Backup & Retention — Operator Guide

Day-to-day operations of OWASAKA's data layer: backup schedule, retention tuning, migration workflow, restore drill cadence. For DR playbooks see docs/runbooks/DR.md; for design rationale see ADR-0064.

30-second mental model

                          BoltDB
                            │
                            ▼
              ┌───────────────────────────┐
              │  internal/storage/backup  │
              │  Engine.Run(ctx)          │
              │    ├ Tx.WriteTo (hot)     │
              │    ├ age.Encrypt (recip)  │
              │    └ SHA-256 sidecar       │
              └─────────────┬─────────────┘
                            ▼
              ┌─── Sink fan-out ─────────┐
              │  LocalSink (rotate N)    │
              │  NASSink  (offsite)      │
              │  MultiSink (tee)          │
              └───────────────────────────┘

                          BoltDB
                            │
                            ▼
              ┌──────────────────────────────┐
              │ internal/storage/retention   │
              │ daily sweep:                  │
              │   • events  > 90d  → DELETE   │
              │   • alerts  > 365d → DELETE   │
              │   • assets  > 30d  → DELETE   │
              │   • transparency log → NEVER  │
              │ if freelist > threshold:      │
              │   • Tx.CopyFile + rename     │
              └──────────────────────────────┘

Configuration

Add to configs/examples/default.yaml (operator-tuned):

storage:
  local:
    data_dir: /var/lib/owasaka
    retention:
      events_default_days: 90
      events_alerts_days: 365
      assets_stale_days: 30
      sweep_interval_hours: 24
      compaction_freelist_threshold: 1024   # pages; 0 disables
  backup:
    schedule_interval_hours: 6
    local_dir: /var/lib/owasaka/backups
    local_keep_last: 14            # 14 * 6h ≈ 84h retained on host
    nas:
      enabled: true
      mount_point: /mnt/owasaka-nas
      subdir: backups               # appended to mount_point
    age_recipients_file: .sops.yaml  # same age recipients as sops

Defaults are baked in; everything is overridable.

Scheduled backups

Wired into the binary via the Sprint 5 ops slice (B3 in ADR-0064). Until then, run from cron:

# /etc/cron.d/owasaka-backup
0 */6 * * * owasaka oswaka backup --quiet

Or, post-Sprint-5:

services.owasaka = {
  enable = true;
  backup.scheduleIntervalHours = 6;
};

On-demand backup

oswaka backup
# writes to the configured local_dir; the NAS sink (if enabled)
# also receives a copy synchronously.

oswaka backup --out=/tmp/adhoc.db.age
# overrides local sink only; the NAS sink still runs if configured

oswaka backup --verify-restore
# dry-run: takes a backup, decrypts it into a sandbox, verifies the
# STH against the live journal, then deletes the sandbox. Use this
# during monthly drills.

The HTTP admin endpoint mirrors the CLI:

curl -X POST https://owasaka.example/api/admin/backup \
  -H "Authorization: Bearer <admin token>"

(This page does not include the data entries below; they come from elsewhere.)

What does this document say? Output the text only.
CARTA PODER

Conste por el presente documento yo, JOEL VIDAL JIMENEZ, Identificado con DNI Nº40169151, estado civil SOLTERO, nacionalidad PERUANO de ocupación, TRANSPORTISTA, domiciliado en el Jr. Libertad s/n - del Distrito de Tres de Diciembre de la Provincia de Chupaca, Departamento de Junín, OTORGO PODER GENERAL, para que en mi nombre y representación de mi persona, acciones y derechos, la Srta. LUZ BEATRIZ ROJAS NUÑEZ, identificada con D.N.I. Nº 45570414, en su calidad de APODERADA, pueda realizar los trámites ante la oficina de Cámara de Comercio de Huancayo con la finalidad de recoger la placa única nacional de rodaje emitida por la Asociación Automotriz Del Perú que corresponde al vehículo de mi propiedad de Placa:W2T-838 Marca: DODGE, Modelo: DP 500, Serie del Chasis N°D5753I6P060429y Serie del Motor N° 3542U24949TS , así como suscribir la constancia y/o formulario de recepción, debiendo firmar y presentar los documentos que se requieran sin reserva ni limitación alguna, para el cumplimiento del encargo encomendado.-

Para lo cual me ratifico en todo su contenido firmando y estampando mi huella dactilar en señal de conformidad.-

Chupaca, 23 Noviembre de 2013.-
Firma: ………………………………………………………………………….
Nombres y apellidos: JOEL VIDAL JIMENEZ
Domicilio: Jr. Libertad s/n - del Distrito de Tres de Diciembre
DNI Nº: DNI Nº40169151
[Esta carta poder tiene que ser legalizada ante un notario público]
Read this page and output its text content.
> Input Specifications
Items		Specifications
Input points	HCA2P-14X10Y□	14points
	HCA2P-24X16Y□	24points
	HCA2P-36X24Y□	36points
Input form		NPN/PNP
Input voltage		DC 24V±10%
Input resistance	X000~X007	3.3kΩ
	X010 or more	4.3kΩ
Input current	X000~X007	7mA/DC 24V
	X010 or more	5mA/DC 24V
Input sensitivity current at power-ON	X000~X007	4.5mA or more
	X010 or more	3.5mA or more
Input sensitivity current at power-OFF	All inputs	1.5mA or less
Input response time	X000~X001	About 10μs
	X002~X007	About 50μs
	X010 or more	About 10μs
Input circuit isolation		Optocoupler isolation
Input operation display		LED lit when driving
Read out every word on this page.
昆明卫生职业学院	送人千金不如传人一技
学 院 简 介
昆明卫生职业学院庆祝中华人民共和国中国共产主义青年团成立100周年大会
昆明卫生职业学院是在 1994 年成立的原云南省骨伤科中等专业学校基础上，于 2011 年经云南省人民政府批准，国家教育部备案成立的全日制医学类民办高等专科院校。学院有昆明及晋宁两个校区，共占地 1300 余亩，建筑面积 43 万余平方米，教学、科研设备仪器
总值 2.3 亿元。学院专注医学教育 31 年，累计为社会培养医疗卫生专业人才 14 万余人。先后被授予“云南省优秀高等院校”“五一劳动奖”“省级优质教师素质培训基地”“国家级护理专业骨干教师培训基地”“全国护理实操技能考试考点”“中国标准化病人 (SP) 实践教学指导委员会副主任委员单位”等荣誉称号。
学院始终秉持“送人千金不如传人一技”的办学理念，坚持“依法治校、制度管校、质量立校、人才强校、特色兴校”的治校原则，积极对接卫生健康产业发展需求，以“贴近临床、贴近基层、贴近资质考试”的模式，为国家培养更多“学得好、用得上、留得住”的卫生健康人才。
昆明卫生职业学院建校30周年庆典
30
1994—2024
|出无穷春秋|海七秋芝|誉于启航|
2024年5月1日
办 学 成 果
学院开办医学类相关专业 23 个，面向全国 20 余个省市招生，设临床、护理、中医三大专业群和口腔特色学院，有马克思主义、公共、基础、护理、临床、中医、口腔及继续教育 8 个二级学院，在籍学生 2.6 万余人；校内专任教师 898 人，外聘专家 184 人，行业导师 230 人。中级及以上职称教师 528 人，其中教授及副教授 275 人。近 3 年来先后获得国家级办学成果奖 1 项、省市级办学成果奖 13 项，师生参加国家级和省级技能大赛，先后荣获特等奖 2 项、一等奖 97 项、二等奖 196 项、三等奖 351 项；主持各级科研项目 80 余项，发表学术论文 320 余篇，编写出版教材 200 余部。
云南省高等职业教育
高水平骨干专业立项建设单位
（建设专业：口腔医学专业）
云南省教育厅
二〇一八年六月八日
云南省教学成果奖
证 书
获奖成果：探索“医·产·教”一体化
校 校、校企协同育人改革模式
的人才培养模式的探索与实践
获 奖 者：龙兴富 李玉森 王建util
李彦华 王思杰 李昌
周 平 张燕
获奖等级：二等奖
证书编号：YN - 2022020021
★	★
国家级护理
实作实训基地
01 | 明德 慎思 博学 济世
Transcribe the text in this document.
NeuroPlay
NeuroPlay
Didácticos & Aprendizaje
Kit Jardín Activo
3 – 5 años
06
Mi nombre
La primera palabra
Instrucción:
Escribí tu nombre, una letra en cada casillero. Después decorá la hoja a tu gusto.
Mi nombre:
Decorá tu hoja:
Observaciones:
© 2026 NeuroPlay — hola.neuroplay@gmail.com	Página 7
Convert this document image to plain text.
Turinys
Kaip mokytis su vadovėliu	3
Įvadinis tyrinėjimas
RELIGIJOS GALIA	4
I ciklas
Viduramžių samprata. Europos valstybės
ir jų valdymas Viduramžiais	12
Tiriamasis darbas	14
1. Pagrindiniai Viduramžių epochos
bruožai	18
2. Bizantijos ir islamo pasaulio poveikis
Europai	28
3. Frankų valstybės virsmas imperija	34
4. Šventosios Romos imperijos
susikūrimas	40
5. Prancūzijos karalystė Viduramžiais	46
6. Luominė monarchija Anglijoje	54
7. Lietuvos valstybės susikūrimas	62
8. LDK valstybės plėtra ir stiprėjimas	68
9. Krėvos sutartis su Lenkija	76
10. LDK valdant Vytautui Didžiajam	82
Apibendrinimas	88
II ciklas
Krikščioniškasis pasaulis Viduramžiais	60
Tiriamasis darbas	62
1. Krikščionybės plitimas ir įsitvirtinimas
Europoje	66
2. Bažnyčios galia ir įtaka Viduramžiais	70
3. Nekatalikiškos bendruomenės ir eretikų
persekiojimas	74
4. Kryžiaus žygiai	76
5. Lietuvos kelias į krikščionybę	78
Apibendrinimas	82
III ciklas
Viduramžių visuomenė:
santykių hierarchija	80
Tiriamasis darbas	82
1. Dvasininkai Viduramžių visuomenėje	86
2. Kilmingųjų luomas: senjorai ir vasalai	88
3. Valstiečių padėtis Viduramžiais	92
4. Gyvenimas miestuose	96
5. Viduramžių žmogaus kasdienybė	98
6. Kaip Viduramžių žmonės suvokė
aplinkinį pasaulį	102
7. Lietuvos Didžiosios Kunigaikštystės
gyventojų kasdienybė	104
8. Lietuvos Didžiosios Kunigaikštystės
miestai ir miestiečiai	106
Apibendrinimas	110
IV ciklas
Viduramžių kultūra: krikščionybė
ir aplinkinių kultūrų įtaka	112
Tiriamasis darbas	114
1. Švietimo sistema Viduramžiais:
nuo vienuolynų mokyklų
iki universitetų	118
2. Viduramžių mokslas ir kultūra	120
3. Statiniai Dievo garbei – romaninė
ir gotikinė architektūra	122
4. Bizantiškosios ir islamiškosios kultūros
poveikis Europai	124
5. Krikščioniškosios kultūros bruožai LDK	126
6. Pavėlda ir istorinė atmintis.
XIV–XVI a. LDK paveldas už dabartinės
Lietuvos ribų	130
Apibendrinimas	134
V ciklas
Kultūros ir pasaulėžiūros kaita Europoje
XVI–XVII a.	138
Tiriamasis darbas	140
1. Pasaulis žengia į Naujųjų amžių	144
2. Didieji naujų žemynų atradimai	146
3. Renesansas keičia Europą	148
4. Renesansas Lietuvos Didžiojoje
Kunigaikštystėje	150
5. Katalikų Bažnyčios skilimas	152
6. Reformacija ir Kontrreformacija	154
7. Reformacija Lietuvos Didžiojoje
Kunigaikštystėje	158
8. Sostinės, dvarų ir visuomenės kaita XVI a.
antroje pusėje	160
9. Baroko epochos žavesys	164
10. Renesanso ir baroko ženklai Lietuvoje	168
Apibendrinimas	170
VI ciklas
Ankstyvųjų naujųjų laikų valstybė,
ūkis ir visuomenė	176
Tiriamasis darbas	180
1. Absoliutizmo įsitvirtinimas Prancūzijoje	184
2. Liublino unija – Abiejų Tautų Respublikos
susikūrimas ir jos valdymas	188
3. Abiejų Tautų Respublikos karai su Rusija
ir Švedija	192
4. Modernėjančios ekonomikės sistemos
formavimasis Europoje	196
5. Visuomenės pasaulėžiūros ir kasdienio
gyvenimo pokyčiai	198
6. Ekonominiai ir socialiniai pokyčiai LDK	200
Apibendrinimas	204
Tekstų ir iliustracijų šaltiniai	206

Returns JSON with: filename, tree_size, root_hash, created_at, and the path on each sink where the artifact landed.

Backup naming + rotation

Filenames embed an RFC 3339-ish UTC timestamp and the tree size at backup time so a lexicographic ls | sort is chronological:

backup-2026-05-18T12-00-00Z-tree42.db.age
backup-2026-05-18T12-00-00Z-tree42.db.age.sha256

LocalSink rotates by file count: local_keep_last=14 retains the 14 most recent pairs. NASSink does not rotate automatically — the NAS is "long-term archive" and operators run rotation policy on the NAS itself.

Recipients (who can decrypt)

Backups are encrypted with age to the same recipient set as secrets.yaml. Edit .sops.yaml:

keys:
  - &alice age1pndp7g...               # alice's operator key
  - &bob   age1qd0xul...               # bob's operator key
  - &break age1z2lqmj...               # paper breakglass key, offline

creation_rules:
  - path_regex: secrets\.yaml$
    age:
      - *alice
      - *bob
      - *break

The backup engine reads the same recipient list. Add a new operator's recipient BEFORE letting them off-board — once removed, they can no longer decrypt backups (or secrets).

Multi-recipient is non-negotiable in production: a single-key deployment is one lost laptop away from permanent backup unreadability.

Retention tuning

Defaults assume a SOC-style workload:

events_default_days=90 — routine telemetry. Matches typical SIEM hot-storage windows.
events_alerts_days=365 — high-severity alerts. Auditors want alerts long after routine events have aged out.
assets_stale_days=30 — assets not seen for 30d are GC-eligible. The transparency log retains any historical record; the live asset view stays current.

Never prune the transparency log. The retention engine deliberately skips transparency.* buckets — that would defeat the tamper-evidence guarantee. If your disk fills up, increase capacity or add a compaction trigger; do not delete log leaves.

Reading the sweep report

Each sweep emits a structured log line:

retention: sweep complete events_removed=1247 alerts_removed=0
  assets_removed=12 compaction_ran=true duration_ms=183

alerts_removed > 0 in routine operations is a yellow flag — verify your auditor compliance window before complaining.

Compaction

BoltDB does not reclaim disk space when buckets shrink — freed pages go on a freelist for reuse. After heavy retention pruning the freelist can grow large (megabytes); compaction copies the live data to a fresh file and renames it into place.

compaction_freelist_threshold (in pages) gates this. 0 disables compaction entirely; production deployments set a non-zero threshold (default 1024 pages ≈ 4 MB on most systems).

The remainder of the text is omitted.